Her renk bayrak kaplamışken ortalığı, varsın “yağma yok” diyenlerin orak-çekiçli kızıl bayrağı silinsin isteyenler, küçük hesaplarına dalsın. Sosyalizm inadı az oy alsın diye umsunlar, düzenin ıslahına akıllar devşirdikçe sevinsinler, varsın hal böyleyken mangalda da kül bırakmasınlar.

Boşverelim.

Şimdi, hani o sığ ve argümansız gelen şeyleri göndere çekmek var, bilinçli bir umudu körüklemek var.

Soldan, sosyalizmden bahsedip de, durduğumuz safa “neden” sorusu yöneltenler, o yanıtların altındaki sarsılmaz gerçeklerin derinliğine varabilmek için, yeniden alfabeye dönebilirler. Hiç uğraşamayız.

Hani Arif damar, “var yok dinlemez bir çocuk isteği” diyor ya, gitmemesini, kalmasını istediğine, varsayın ki öyledir. Halden anlamaz, akla sığmaz, söz dinlemez, tutturmuşuzdur.

Kapitalizm kötüdür.
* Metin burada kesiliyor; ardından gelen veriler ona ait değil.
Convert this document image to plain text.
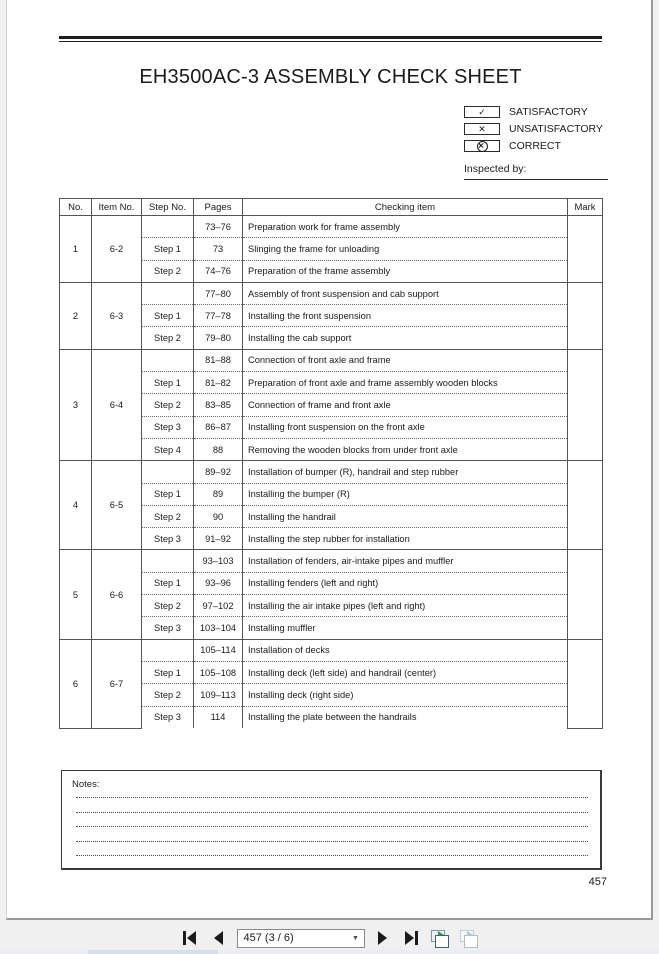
EH3500AC-3 ASSEMBLY CHECK SHEET
✓	SATISFACTORY
✕	UNSATISFACTORY
CORRECT
Inspected by:
No.	Item No.	Step No.	Pages	Checking item	Mark
1	6-2		73–76	Preparation work for frame assembly	
		Step 1	73	Slinging the frame for unloading	
		Step 2	74–76	Preparation of the frame assembly	
2	6-3		77–80	Assembly of front suspension and cab support	
		Step 1	77–78	Installing the front suspension	
		Step 2	79–80	Installing the cab support	
3	6-4		81–88	Connection of front axle and frame	
		Step 1	81–82	Preparation of front axle and frame assembly wooden blocks	
		Step 2	83–85	Connection of frame and front axle	
		Step 3	86–87	Installing front suspension on the front axle	
		Step 4	88	Removing the wooden blocks from under front axle	
4	6-5		89–92	Installation of bumper (R), handrail and step rubber	
		Step 1	89	Installing the bumper (R)	
		Step 2	90	Installing the handrail	
		Step 3	91–92	Installing the step rubber for installation	
5	6-6		93–103	Installation of fenders, air-intake pipes and muffler	
		Step 1	93–96	Installing fenders (left and right)	
		Step 2	97–102	Installing the air intake pipes (left and right)	
		Step 3	103–104	Installing muffler	
6	6-7		105–114	Installation of decks	
		Step 1	105–108	Installing deck (left side) and handrail (center)	
		Step 2	109–113	Installing deck (right side)	
		Step 3	114	Installing the plate between the handrails	
Notes:
457
457 (3 / 6)	▼
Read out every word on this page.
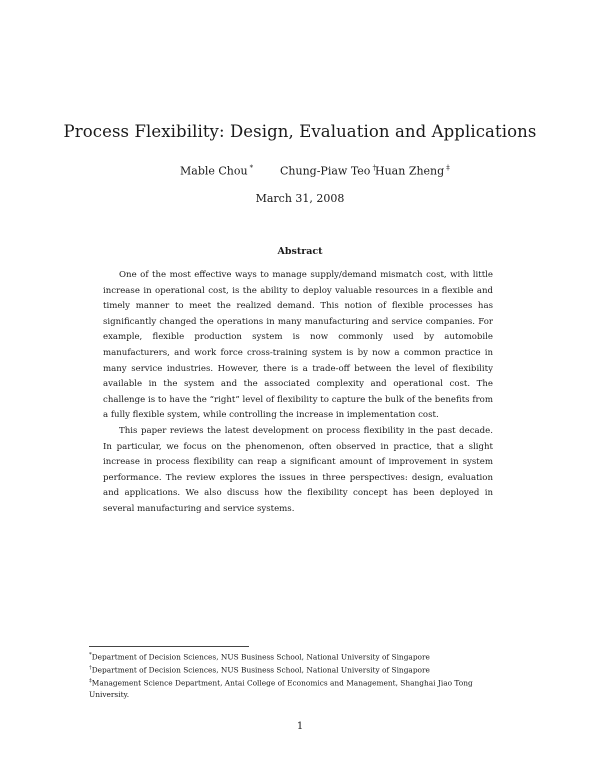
Process Flexibility: Design, Evaluation and Applications
Mable Chou * Chung-Piaw Teo † Huan Zheng ‡
March 31, 2008
Abstract

One of the most effective ways to manage supply/demand mismatch cost, with little increase in operational cost, is the ability to deploy valuable resources in a flexible and timely manner to meet the realized demand. This notion of flexible processes has significantly changed the operations in many manufacturing and service companies. For example, flexible production system is now commonly used by automobile manufacturers, and work force cross-training system is by now a common practice in many service industries. However, there is a trade-off between the level of flexibility available in the system and the associated complexity and operational cost. The challenge is to have the “right” level of flexibility to capture the bulk of the benefits from a fully flexible system, while controlling the increase in implementation cost.

This paper reviews the latest development on process flexibility in the past decade. In particular, we focus on the phenomenon, often observed in practice, that a slight increase in process flexibility can reap a significant amount of improvement in system performance. The review explores the issues in three perspectives: design, evaluation and applications. We also discuss how the flexibility concept has been deployed in several manufacturing and service systems.

*Department of Decision Sciences, NUS Business School, National University of Singapore

†Department of Decision Sciences, NUS Business School, National University of Singapore

‡Management Science Department, Antai College of Economics and Management, Shanghai Jiao Tong University.

1
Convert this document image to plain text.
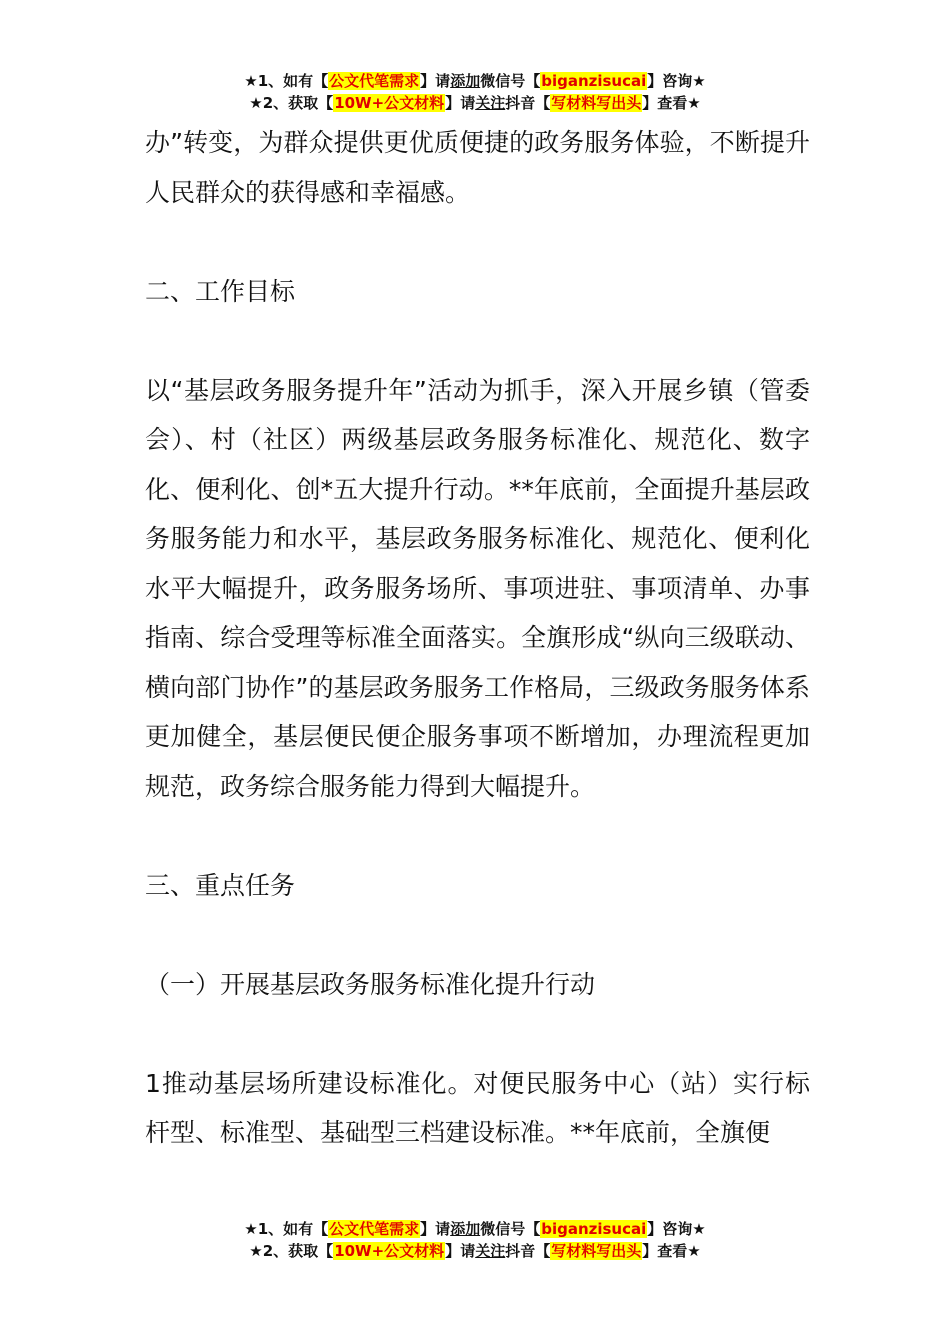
★1、如有【公文代笔需求】请添加微信号【biganzisucai】咨询★
★2、获取【10W+公文材料】请关注抖音【写材料写出头】查看★

办”转变，为群众提供更优质便捷的政务服务体验，不断提升人民群众的获得感和幸福感。

二、工作目标

以“基层政务服务提升年”活动为抓手，深入开展乡镇（管委会）、村（社区）两级基层政务服务标准化、规范化、数字化、便利化、创*五大提升行动。**年底前，全面提升基层政务服务能力和水平，基层政务服务标准化、规范化、便利化水平大幅提升，政务服务场所、事项进驻、事项清单、办事指南、综合受理等标准全面落实。全旗形成“纵向三级联动、横向部门协作”的基层政务服务工作格局，三级政务服务体系更加健全，基层便民便企服务事项不断增加，办理流程更加规范，政务综合服务能力得到大幅提升。

三、重点任务

（一）开展基层政务服务标准化提升行动

1推动基层场所建设标准化。对便民服务中心（站）实行标杆型、标准型、基础型三档建设标准。**年底前，全旗便

★1、如有【公文代笔需求】请添加微信号【biganzisucai】咨询★
★2、获取【10W+公文材料】请关注抖音【写材料写出头】查看★
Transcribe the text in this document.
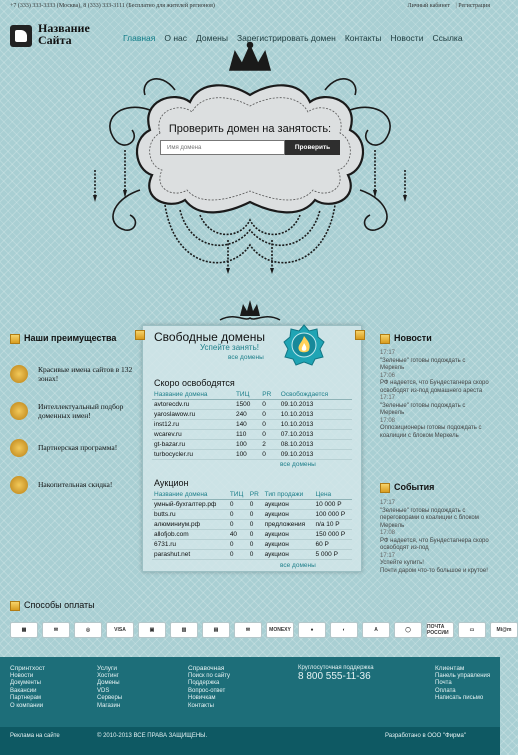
+7 (333) 333-3333 (Москва), 8 (333) 333-3111 (Бесплатно для жителей регионов)	Личный кабинет | Регистрация
Название
Сайта	Главная О нас Домены Зарегистрировать домен Контакты Новости Ссылка
Проверить домен на занятость:
Имя домена
Проверить
Наши преимущества
Красивые имена сайтов в 132 зонах!
Интеллектуальный подбор доменных имен!
Партнерская программа!
Накопительная скидка!
Свободные домены
Успейте занять!
все домены
Скоро освободятся
Название домена	ТИЦ	PR	Освобождается
avtorecdv.ru	1500	0	09.10.2013
yaroslawow.ru	240	0	10.10.2013
inst12.ru	140	0	10.10.2013
wcarev.ru	110	0	07.10.2013
gt-bazar.ru	100	2	08.10.2013
turbocycler.ru	100	0	09.10.2013
все домены
Аукцион
Название домена	ТИЦ	PR	Тип продажи	Цена
умный-бухгалтер.рф	0	0	аукцион	10 000 Р
butts.ru	0	0	аукцион	100 000 Р
алюминиум.рф	0	0	предложения	п/а 10 Р
allofjob.com	40	0	аукцион	150 000 Р
6731.ru	0	0	аукцион	60 Р
parashut.net	0	0	аукцион	5 000 Р
все домены
Новости
17:17
"Зеленые" готовы подождать с Меркель
17:06
РФ надеется, что Бундестагнера скоро освободят из-под домашнего ареста
17:17
"Зеленые" готовы подождать с Меркель
17:08
Оппозиционеры готовы подождать с коалиции с блоком Меркель
События
17:17
"Зеленые" готовы подождать с переговорами о коалиции с блоком Меркель
17:08
РФ надеется, что Бундестагнера скоро освободят из-под
17:17
Успейте купить!
Почти даром что-то большое и крутое!
Способы оплаты
▦	✉	◎	VISA	▣	▥	▤	✉	MONEXY	●	◐	A	◯	ПОЧТА РОССИИ	▭	Mi@m
Спринтхост
Новости
Документы
Вакансии
Партнерам
О компании
Услуги
Хостинг
Домены
VDS
Серверы
Магазин
Справочная
Поиск по сайту
Поддержка
Вопрос-ответ
Новичкам
Контакты
Круглосуточная поддержка
8 800 555-11-36
Клиентам
Панель управления
Почта
Оплата
Написать письмо
Реклама на сайте	© 2010-2013 ВСЕ ПРАВА ЗАЩИЩЕНЫ.	Разработано в ООО "Фирма"
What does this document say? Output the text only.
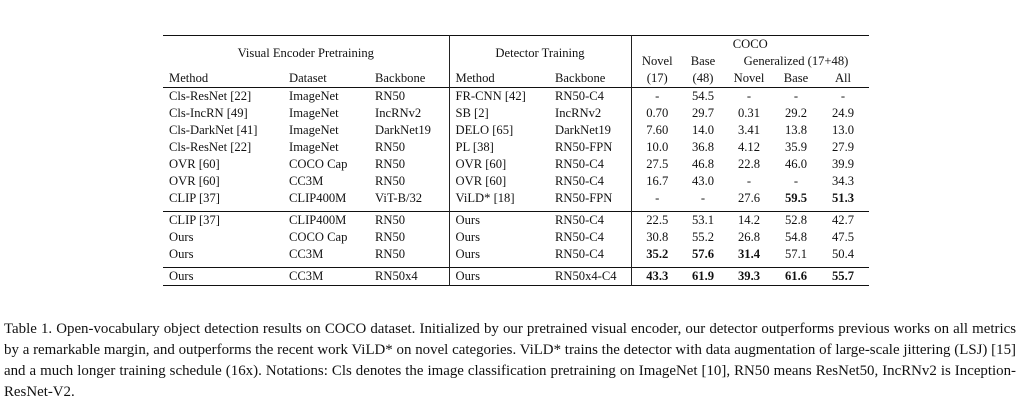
Visual Encoder Pretraining			Detector Training		COCO				
					Novel	Base	Generalized (17+48)		
Method	Dataset	Backbone	Method	Backbone	(17)	(48)	Novel	Base	All
Cls-ResNet [22]	ImageNet	RN50	FR-CNN [42]	RN50-C4	-	54.5	-	-	-
Cls-IncRN [49]	ImageNet	IncRNv2	SB [2]	IncRNv2	0.70	29.7	0.31	29.2	24.9
Cls-DarkNet [41]	ImageNet	DarkNet19	DELO [65]	DarkNet19	7.60	14.0	3.41	13.8	13.0
Cls-ResNet [22]	ImageNet	RN50	PL [38]	RN50-FPN	10.0	36.8	4.12	35.9	27.9
OVR [60]	COCO Cap	RN50	OVR [60]	RN50-C4	27.5	46.8	22.8	46.0	39.9
OVR [60]	CC3M	RN50	OVR [60]	RN50-C4	16.7	43.0	-	-	34.3
CLIP [37]	CLIP400M	ViT-B/32	ViLD* [18]	RN50-FPN	-	-	27.6	59.5	51.3

CLIP [37]	CLIP400M	RN50	Ours	RN50-C4	22.5	53.1	14.2	52.8	42.7
Ours	COCO Cap	RN50	Ours	RN50-C4	30.8	55.2	26.8	54.8	47.5
Ours	CC3M	RN50	Ours	RN50-C4	35.2	57.6	31.4	57.1	50.4

Ours	CC3M	RN50x4	Ours	RN50x4-C4	43.3	61.9	39.3	61.6	55.7
Table 1. Open-vocabulary object detection results on COCO dataset. Initialized by our pretrained visual encoder, our detector outperforms previous works on all metrics by a remarkable margin, and outperforms the recent work ViLD* on novel categories. ViLD* trains the detector with data augmentation of large-scale jittering (LSJ) [15] and a much longer training schedule (16x). Notations: Cls denotes the image classification pretraining on ImageNet [10], RN50 means ResNet50, IncRNv2 is Inception-ResNet-V2.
Sosyalizm iyidir.

Seçimlerde benim oyum, bu “dümdüz” şeyedir.

“Bak kardeş, anlamıyorsun...” repliğinedir.

Ben bu düzenin yıkılacağına, emekçilerin iktidarı fethedeceğine, “dehşetli güzel günlere”, sosyalizme inanıyorum.

Sorgusuz, argümansız “iman” mı? Tuhaf mı? Ya tarih bilincinin alabildiğine sadeleştirdiği bir özetse?